Para Felicíssimo (2001:19) o conceito de decisão já caracteriza o conceito de soberania schmittiano e “a conseqüência da triangulação: soberania, decisão e representação é a idéia de ordem.” A decisão é a solução para a situação de emergência nas quais as normas já não bastam, sendo essencial para a ordem jurídica, esclarece a Felicíssimo.

Portanto, SOBERANIA para Schmitt é eminentemente uma decisão, não tão somente sobre a existência do Estado em situação extrema, mas inclusive sobre todos os feitos para que cesse tal estado de coisa. O soberano tem autoridade política para suspender direitos a fim de realizá-los. É um paradoxo que Schmitt esclarece alegando que o conceito de SOBERANIA é um conceito-limite em si mesmo.

“O conceito-limite não é um conceito confuso, como na feia terminologia da literatura popular, mas um conceito da esfera extrema; isso quer dizer que sua definição não se encaixa num caso normal, mas sim num caso limite. O fato de se entender o Estado de exceção como um conceito genérico da doutrina de Estado, e não como qualquer situação emergencial ou Estado de sítio (...). E o fato também de o estado de exceção, no sentido eminente, ser adequado para a definição jurídica de soberania, tem razão sistemática lógico-jurídica. A decisão sobre a exceção é, portanto, uma decisão no sentido eminente. Pois uma norma genérica, como se apresenta a norma jurídica válida, não pode nunca assimilar uma exceção absoluta e, portanto, nunca justificar totalmente a decisão tomada em um verdadeiro caso de exceção.” (Schmitt, 1996:87)
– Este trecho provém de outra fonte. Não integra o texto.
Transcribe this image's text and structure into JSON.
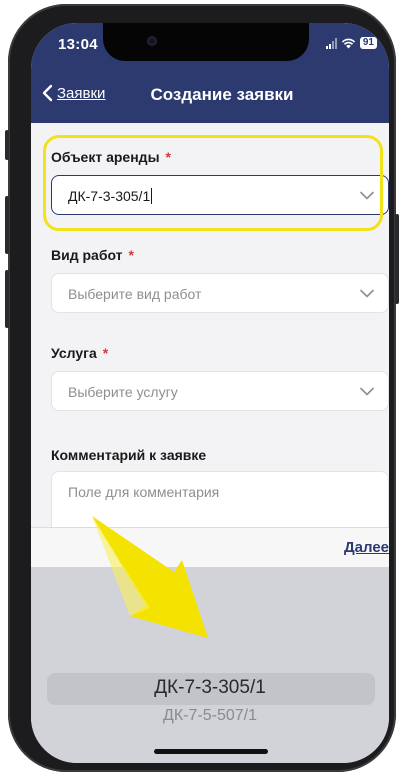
{
  "status_bar": {
    "time": "13:04",
    "battery": "91"
  },
  "navbar": {
    "back_label": "Заявки",
    "title": "Создание заявки"
  },
  "form": {
    "rental_object": {
      "label": "Объект аренды",
      "required_mark": "*",
      "value": "ДК-7-3-305/1"
    },
    "work_type": {
      "label": "Вид работ",
      "required_mark": "*",
      "placeholder": "Выберите вид работ"
    },
    "service": {
      "label": "Услуга",
      "required_mark": "*",
      "placeholder": "Выберите услугу"
    },
    "comment": {
      "label": "Комментарий к заявке",
      "placeholder": "Поле для комментария"
    }
  },
  "toolbar": {
    "next_label": "Далее"
  },
  "picker": {
    "selected": "ДК-7-3-305/1",
    "next_option": "ДК-7-5-507/1"
  },
  "colors": {
    "brand": "#2c3a70",
    "highlight": "#f2e21a",
    "required": "#d23b3b"
  },
  "icons": {
    "back": "chevron-left-icon",
    "dropdown": "chevron-down-icon",
    "signal": "signal-icon",
    "wifi": "wifi-icon",
    "battery": "battery-icon",
    "annotation": "arrow-annotation-icon"
  }
}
Para Schmitt, então, a SOBERANIA não se encaixa numa situação habitual, mas situa-se diante do inesperado, imprevisto, imprevisível. O acesso ao quase intangível faz surgir a forma política onde a SOBERANIA se manifesta eminentemente no sentido schmittiano do termo. Nesse caso o poder político é centrado na figura do representante de Estado, o que traz a luz o binômio SOBERANIA – REPRESENTAÇÃO.
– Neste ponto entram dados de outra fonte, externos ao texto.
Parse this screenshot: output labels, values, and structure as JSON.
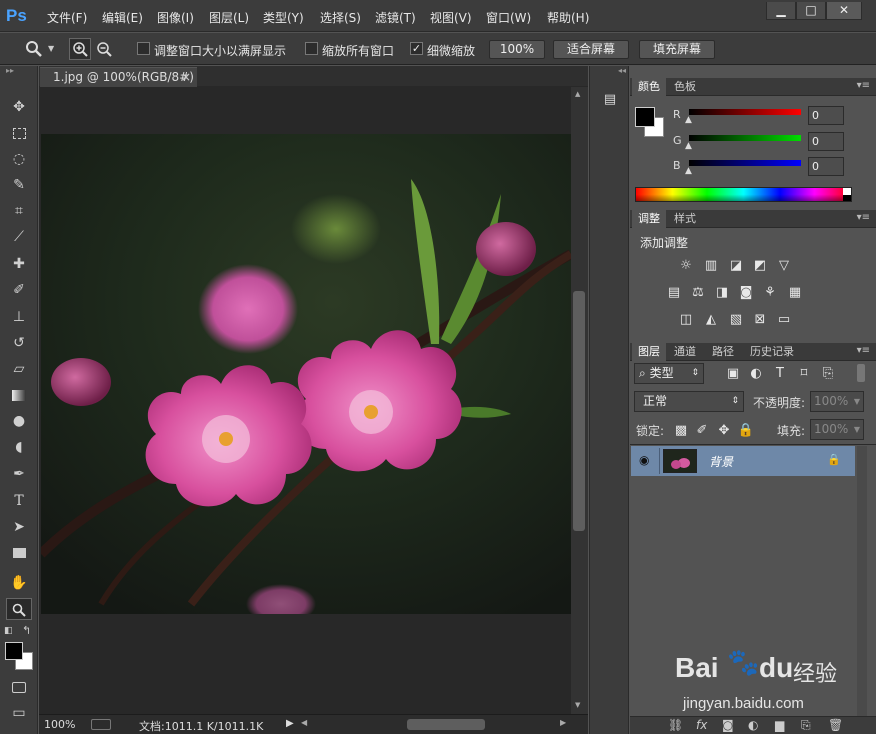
{
  "menubar": {
    "logo": "Ps",
    "items": [
      "文件(F)",
      "编辑(E)",
      "图像(I)",
      "图层(L)",
      "类型(Y)",
      "选择(S)",
      "滤镜(T)",
      "视图(V)",
      "窗口(W)",
      "帮助(H)"
    ],
    "window_buttons": [
      "▁",
      "□",
      "✕"
    ]
  },
  "options": {
    "resize_windows_label": "调整窗口大小以满屏显示",
    "resize_windows_checked": false,
    "zoom_all_label": "缩放所有窗口",
    "zoom_all_checked": false,
    "scrubby_zoom_label": "细微缩放",
    "scrubby_zoom_checked": true,
    "btn_100": "100%",
    "btn_fit": "适合屏幕",
    "btn_fill": "填充屏幕"
  },
  "document": {
    "tab_title": "1.jpg @ 100%(RGB/8#)",
    "tab_close": "×",
    "zoom": "100%",
    "doc_info": "文档:1011.1 K/1011.1K"
  },
  "color_panel": {
    "tabs": [
      "颜色",
      "色板"
    ],
    "r_label": "R",
    "r_value": "0",
    "g_label": "G",
    "g_value": "0",
    "b_label": "B",
    "b_value": "0",
    "fg_color": "#000000",
    "bg_color": "#ffffff"
  },
  "adjust_panel": {
    "tabs": [
      "调整",
      "样式"
    ],
    "title": "添加调整"
  },
  "layers_panel": {
    "tabs": [
      "图层",
      "通道",
      "路径",
      "历史记录"
    ],
    "filter_label": "类型",
    "blend_mode": "正常",
    "opacity_label": "不透明度:",
    "opacity_value": "100%",
    "lock_label": "锁定:",
    "fill_label": "填充:",
    "fill_value": "100%",
    "layer_name": "背景"
  },
  "watermark": {
    "brand": "Bai",
    "brand2": "du",
    "jy": "经验",
    "url": "jingyan.baidu.com"
  }
}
Segundo Araújo e Santos (2009:383), a decisão da concepção schmittiana “remete ao caráter pessoal da manifestação concreta do poder político.”  A exceção “se refere a um estado ou situação (Zustand) excepcional e conflitivo (...) e que se define como um caso de extrema necessidade, de perigo para existência do Estado (...), mas que não pode ser circunscrito numa tipificação (tatbestandsmäbig). Esses autores dizem ainda que a apreciação do conceito de decisão leva às definições centrais da Teoria da Constituição de Schmitt, pois a “definida Constituição como Decisão tratar-se-á de conceituar a situação de exceção na qual se manifesta o Soberano e sua constitucionalização como estado de exceção.” (grifo do autor)
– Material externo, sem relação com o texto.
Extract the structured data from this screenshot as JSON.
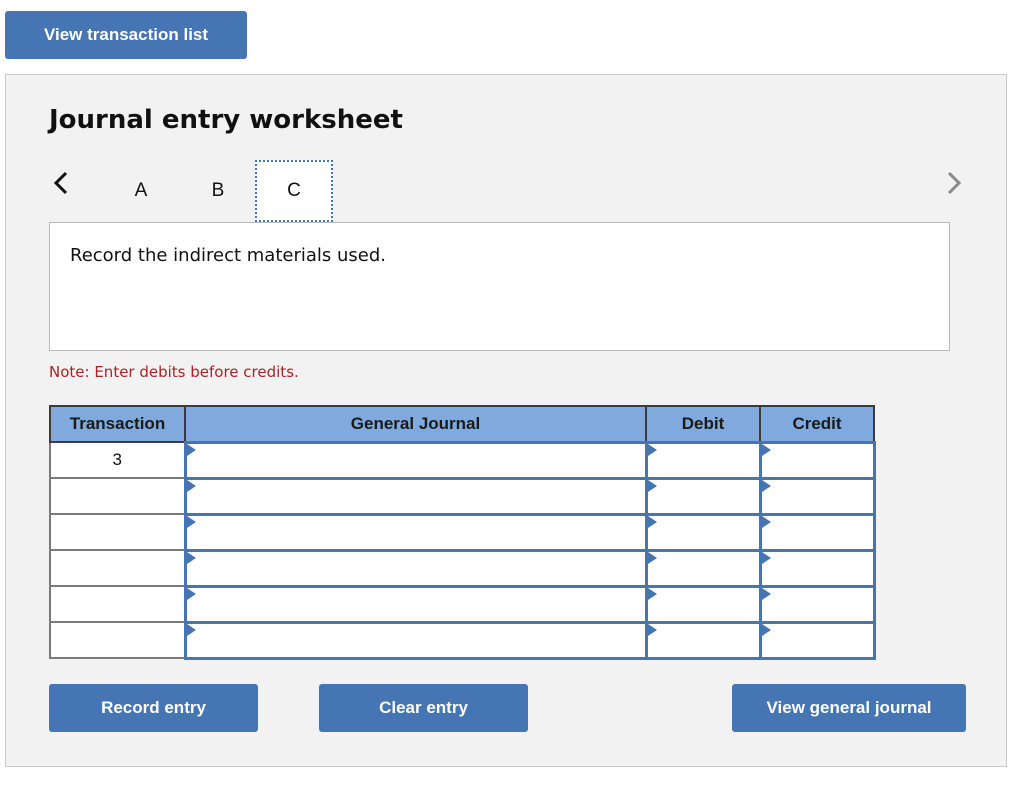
{
  "top_button": {
    "label": "View transaction list"
  },
  "worksheet": {
    "title": "Journal entry worksheet",
    "nav": {
      "prev_icon": "chevron-left-icon",
      "next_icon": "chevron-right-icon"
    },
    "tabs": [
      {
        "label": "A",
        "active": false
      },
      {
        "label": "B",
        "active": false
      },
      {
        "label": "C",
        "active": true
      }
    ],
    "description": "Record the indirect materials used.",
    "note": "Note: Enter debits before credits.",
    "table": {
      "headers": [
        "Transaction",
        "General Journal",
        "Debit",
        "Credit"
      ],
      "rows": [
        {
          "transaction": "3",
          "account": "",
          "debit": "",
          "credit": ""
        },
        {
          "transaction": "",
          "account": "",
          "debit": "",
          "credit": ""
        },
        {
          "transaction": "",
          "account": "",
          "debit": "",
          "credit": ""
        },
        {
          "transaction": "",
          "account": "",
          "debit": "",
          "credit": ""
        },
        {
          "transaction": "",
          "account": "",
          "debit": "",
          "credit": ""
        },
        {
          "transaction": "",
          "account": "",
          "debit": "",
          "credit": ""
        }
      ]
    },
    "buttons": {
      "record": "Record entry",
      "clear": "Clear entry",
      "view_general_journal": "View general journal"
    }
  },
  "colors": {
    "button": "#4675b4",
    "header": "#80a9dd",
    "note": "#a82424",
    "panel": "#f2f2f2"
  }
}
“A própria existência da ordem social – e portanto, da ordem jurídica – pressupõe um ato de decisão constitutiva emanado da unidade política. A decisão é, para Schmitt, a origem e fundamento de toda a fenomenologia do direito (Hofmann[2], 1999, p. 78): as manifestações concretas do direito só são possíveis – o direito só  se realiza – por emanarem de um ato decisório de caráter pessoal. Referendo-se a Hobbes no livro Sobre os três modo de pensar a ciência jurídica (1934), Schmitt compreende todo direito como um ato do soberano: ‘[t]odo direito, todas as normas e leis, todas as interpretações de leis, todas as ordens são para ele essencialmente decisões do soberano, e o soberano não é um monarca legítimo ou uma instância competente, mas o soberano é exatamente aquele que decide soberanamente. Direito é lei e lei é comando que decide uma disputa jurídica: Auctoritas non veritas facit legem. (Schmitt[3], 1996b, p.29).” Araújo e Santos (2009:383).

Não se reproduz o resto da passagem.